U.S. Energy Secretary Steven Chu has mostly avoided funding polysilicon-based panels, betting on thin-film to drive down the installed cost of solar power to $1 a watt by 2020, a 75 percent reduction from the current industry average. That would make solar cheaper than buying power from utilities that mostly consume coal and natural gas.
Thin Film Technology
Based in Tempe, Arizona, First Solar uses cadmium telluride as a semiconducting material, applying it in a film directly to glass in an automated process. Traditional PV products are made from polysilicon, which must be made in furnaces, sliced into wafers, formed into cells and assembled into panels.
Both technologies differ from Solyndra, which used a thin film made of copper, indium, gallium and selenium to conduct electricity through tubes of glass mounted to a metal frame. The process yielded panels that were attractive when polysilicon traded as high as $475 a kilogram in 2008. They were too costly to compete when the raw material sank to $50 last year.
Plunging polysilicon prices helped manufacturers in China slash their panel costs, said Anthony Kim, a solar analyst at Bloomberg New Energy Finance in New York. They typically have higher efficiencies than thin-film panels, and cost about 27 cents a watt more than First Solar’s products, said Jenny Chase, an analyst at Bloomberg New Energy Finance.
Trina Solar Ltd. based in Changzhou, China, says it produced panels for $1.16 a watt in the second quarter, 43 cents of which came from the cost of silicon. JinkoSolar Holding Co., another Chinese company, had a cost of $1.07 per watt including 37 cents for silicon.
First Solar’s progress may make it able to offer solar panels at a price competitive with fossil fuels by 2016, when tax credits for solar projects expire, said Paul Clegg, an analyst at Mizuho Securities USA in New York.
“First Solar can probably still make money if the tax credit expires in 2016 but their margins will be lower,” Clegg said. “There are so many variables: where will gas prices be, where will oil be?”
First Solar’s effort to increase efficiency will boost the amount of electricity each panel generates and reduce the total cost of energy over the life of the product. The efficiency record for a cadmium-telluride cell reached in July equates to about 15.3 percent for a full-size panel, Eaglesham said. He wouldn’t say when those panels will be available.
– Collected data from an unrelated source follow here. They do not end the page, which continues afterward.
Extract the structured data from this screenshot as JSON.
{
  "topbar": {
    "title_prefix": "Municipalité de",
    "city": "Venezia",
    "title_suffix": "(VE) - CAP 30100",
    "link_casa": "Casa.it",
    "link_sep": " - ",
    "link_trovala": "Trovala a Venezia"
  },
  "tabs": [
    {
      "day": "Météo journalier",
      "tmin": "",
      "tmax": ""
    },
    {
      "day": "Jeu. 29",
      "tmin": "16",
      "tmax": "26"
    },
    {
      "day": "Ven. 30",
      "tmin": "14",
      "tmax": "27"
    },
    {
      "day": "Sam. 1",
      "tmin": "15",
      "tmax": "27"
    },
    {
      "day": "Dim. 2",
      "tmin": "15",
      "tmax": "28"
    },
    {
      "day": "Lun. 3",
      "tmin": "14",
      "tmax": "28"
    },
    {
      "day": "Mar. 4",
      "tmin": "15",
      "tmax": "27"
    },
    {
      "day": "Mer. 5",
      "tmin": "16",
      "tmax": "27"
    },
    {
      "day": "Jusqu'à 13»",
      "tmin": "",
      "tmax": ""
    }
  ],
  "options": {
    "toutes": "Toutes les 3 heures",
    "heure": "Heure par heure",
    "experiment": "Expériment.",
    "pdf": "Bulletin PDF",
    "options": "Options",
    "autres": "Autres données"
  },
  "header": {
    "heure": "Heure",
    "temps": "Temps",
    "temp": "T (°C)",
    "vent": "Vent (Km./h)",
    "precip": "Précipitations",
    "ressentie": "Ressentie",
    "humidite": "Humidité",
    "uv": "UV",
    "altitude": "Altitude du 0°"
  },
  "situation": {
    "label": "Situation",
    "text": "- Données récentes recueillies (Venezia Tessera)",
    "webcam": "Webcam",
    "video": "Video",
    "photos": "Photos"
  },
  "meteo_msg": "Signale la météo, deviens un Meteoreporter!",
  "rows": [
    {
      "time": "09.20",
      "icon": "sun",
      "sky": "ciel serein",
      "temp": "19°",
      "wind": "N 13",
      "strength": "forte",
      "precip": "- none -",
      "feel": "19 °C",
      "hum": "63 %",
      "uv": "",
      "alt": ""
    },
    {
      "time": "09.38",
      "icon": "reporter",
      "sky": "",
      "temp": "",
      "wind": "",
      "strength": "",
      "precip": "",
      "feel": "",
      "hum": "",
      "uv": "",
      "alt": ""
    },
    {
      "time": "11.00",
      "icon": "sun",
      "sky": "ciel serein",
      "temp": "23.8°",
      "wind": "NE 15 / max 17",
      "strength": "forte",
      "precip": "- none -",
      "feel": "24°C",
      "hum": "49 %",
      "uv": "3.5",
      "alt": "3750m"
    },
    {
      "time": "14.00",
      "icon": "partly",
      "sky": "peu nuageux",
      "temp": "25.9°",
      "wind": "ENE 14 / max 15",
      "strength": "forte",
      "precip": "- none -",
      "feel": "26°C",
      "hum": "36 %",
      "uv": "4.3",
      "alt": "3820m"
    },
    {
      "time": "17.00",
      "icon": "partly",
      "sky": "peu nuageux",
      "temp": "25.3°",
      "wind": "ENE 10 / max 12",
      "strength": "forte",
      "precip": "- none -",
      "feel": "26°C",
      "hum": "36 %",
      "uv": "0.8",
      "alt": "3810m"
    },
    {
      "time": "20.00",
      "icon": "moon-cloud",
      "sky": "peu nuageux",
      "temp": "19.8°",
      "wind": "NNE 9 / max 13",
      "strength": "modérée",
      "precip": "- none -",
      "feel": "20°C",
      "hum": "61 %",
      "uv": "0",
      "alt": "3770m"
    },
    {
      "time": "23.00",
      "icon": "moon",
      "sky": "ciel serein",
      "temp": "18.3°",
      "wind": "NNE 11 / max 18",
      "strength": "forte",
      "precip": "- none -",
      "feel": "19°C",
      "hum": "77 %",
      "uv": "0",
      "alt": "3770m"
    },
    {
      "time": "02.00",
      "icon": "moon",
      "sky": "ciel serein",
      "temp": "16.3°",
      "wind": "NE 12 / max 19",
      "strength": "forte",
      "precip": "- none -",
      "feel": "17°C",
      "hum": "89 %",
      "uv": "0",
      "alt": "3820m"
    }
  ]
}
He plans to reach that by better managing the light that comes through glass panels, reducing electrical losses and improving factory throughput, as well as some other techniques that the company has chosen not to disclose.
“Just better optical management plus electrical losses isn’t enough,” Eaglesham said. “We did something else that we can’t discuss but everyone on the floor is buzzing about it.”